Océane Martin
Je suis la voix. On, c’est le corps, c’est la personne qui m’incarne.
On est une femme que la vie semble étrangler, et qui a la rage d’exister.
On s’est sacrifié beaucoup, au profit de ceux qu’elle aime et qu’elle a aimés,
Moi, sa voix, je peine à cheminer. Elle me contient à l’intérieur. Elle me déguise, tout le temps.
On a l’habitude de se travestir. On s’est donné en pâture en haïssant en silence, on a aimé dans la honte.
On aurait dû pleurer l’abandon, on aurait dû crier la colère, le refus, l’humiliation et l’injustice. On n’aurait pas dû se déguiser.
En groupe, je tente de m’élever plus fort que toute les autres, mon corps me crie, me pousse de toutes ses forces pour me faire exister, mais ces boules de pleurs, tant de fois retenues, rendent mon passage jusqu’au monde, rude, me nouent, je mue.
Si les femmes ne muent soi-disant pas à l’adolescence, alors croyez-moi qu’elles muent toute leur vie, chaque fois qu’elles déguisent l’émotion de leur voix pour garder la face.

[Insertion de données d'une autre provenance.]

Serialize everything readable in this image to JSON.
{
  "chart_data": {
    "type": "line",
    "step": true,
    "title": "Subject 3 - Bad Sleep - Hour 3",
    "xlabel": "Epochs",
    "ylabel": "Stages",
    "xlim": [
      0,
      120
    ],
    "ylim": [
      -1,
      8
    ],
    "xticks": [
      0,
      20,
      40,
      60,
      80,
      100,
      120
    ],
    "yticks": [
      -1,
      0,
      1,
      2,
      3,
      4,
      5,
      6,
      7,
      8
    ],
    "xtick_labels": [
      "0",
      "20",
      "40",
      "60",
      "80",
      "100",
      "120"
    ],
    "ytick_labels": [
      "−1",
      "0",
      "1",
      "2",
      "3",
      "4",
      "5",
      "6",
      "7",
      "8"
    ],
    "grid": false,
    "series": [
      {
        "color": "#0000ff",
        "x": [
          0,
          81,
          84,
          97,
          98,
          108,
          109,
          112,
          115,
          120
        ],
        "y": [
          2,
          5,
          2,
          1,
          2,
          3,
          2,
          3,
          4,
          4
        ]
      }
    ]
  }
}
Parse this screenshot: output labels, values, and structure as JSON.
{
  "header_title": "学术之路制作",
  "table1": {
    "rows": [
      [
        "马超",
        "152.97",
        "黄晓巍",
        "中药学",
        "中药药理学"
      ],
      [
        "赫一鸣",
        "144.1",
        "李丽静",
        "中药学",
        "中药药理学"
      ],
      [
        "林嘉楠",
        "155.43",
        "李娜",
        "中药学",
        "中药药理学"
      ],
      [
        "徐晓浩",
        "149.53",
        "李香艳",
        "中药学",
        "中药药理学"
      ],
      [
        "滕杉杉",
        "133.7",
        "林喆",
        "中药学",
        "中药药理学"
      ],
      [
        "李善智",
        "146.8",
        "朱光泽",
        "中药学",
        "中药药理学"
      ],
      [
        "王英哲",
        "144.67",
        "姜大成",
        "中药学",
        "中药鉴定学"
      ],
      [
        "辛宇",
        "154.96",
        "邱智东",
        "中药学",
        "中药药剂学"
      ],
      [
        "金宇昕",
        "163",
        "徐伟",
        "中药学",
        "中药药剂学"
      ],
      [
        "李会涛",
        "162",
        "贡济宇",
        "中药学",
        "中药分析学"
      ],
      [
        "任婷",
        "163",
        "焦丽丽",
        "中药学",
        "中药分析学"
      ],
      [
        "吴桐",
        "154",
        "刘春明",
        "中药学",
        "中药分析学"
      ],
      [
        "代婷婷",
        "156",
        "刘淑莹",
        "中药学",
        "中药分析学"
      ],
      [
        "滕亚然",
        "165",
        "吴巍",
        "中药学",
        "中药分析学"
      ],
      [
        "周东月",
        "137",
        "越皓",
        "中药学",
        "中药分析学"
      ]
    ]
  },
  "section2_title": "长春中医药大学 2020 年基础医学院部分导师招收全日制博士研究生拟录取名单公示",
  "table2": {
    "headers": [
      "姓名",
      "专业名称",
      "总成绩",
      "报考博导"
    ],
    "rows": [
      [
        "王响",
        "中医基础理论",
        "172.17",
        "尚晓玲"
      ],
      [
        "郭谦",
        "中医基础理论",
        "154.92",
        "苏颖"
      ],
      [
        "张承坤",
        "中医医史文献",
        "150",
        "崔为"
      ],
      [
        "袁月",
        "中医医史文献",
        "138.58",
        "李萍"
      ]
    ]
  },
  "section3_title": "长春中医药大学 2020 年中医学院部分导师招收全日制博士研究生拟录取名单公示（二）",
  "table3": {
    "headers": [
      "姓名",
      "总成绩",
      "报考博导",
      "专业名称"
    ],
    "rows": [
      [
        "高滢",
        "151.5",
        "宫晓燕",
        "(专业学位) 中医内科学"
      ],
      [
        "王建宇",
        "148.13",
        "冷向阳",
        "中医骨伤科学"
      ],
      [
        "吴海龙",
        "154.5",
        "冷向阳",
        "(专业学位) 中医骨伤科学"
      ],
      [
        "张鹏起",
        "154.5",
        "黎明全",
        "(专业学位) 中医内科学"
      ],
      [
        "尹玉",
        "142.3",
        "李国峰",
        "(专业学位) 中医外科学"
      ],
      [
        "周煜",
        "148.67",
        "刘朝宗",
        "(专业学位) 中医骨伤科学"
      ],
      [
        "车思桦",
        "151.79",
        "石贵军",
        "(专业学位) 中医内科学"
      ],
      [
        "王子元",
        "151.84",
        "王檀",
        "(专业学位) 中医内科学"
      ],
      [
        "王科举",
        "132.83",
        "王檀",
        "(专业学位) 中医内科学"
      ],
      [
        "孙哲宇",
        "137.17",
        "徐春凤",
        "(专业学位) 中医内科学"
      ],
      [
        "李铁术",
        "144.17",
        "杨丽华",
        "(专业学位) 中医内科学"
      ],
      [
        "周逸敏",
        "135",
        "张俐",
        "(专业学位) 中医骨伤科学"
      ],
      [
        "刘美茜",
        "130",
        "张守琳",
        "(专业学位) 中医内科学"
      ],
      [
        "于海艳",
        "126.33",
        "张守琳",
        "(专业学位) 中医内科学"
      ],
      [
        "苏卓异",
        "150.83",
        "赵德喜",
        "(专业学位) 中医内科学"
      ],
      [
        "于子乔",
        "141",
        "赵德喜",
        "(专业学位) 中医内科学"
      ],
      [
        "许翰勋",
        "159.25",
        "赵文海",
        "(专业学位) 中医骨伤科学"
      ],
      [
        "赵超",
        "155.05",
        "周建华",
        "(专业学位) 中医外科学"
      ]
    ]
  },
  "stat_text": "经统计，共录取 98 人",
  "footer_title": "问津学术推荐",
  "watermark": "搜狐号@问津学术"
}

Ça sonne aussi faux qu’une mue d’adolescent, la voix d’une femme qui prend soin de boucher les brèches par lesquelles l’émotion voudrait passer.
On est une femme qui a endossé la responsabilité trop lourde de remplacer l’homme de leur vie, et à qui, durant toute sa vie de femme, on a reproché de ne pas avoir été à la hauteur de faire renaître ce père mort.
Moi, sa voix, je peine à cheminer. Elle me contient à l’intérieur. Elle me déguise, tout le temps.
Tant d’effort et de force pour me pousser et crier ma survie, pour ce résultat strident et pénible à l’oreille.
Le larynx de l’orpheline est le lieu où se battent le souffle de la mère et du père, éteint celui de la fille, qui peine à se faire entendre. Ce sont des souffles perdus, imaginaires, une compagnie nuisible qui se bat au-dedans pour sortir faux au dehors et masquer la vraie voix de cette femme qui porte ces souffles en elle.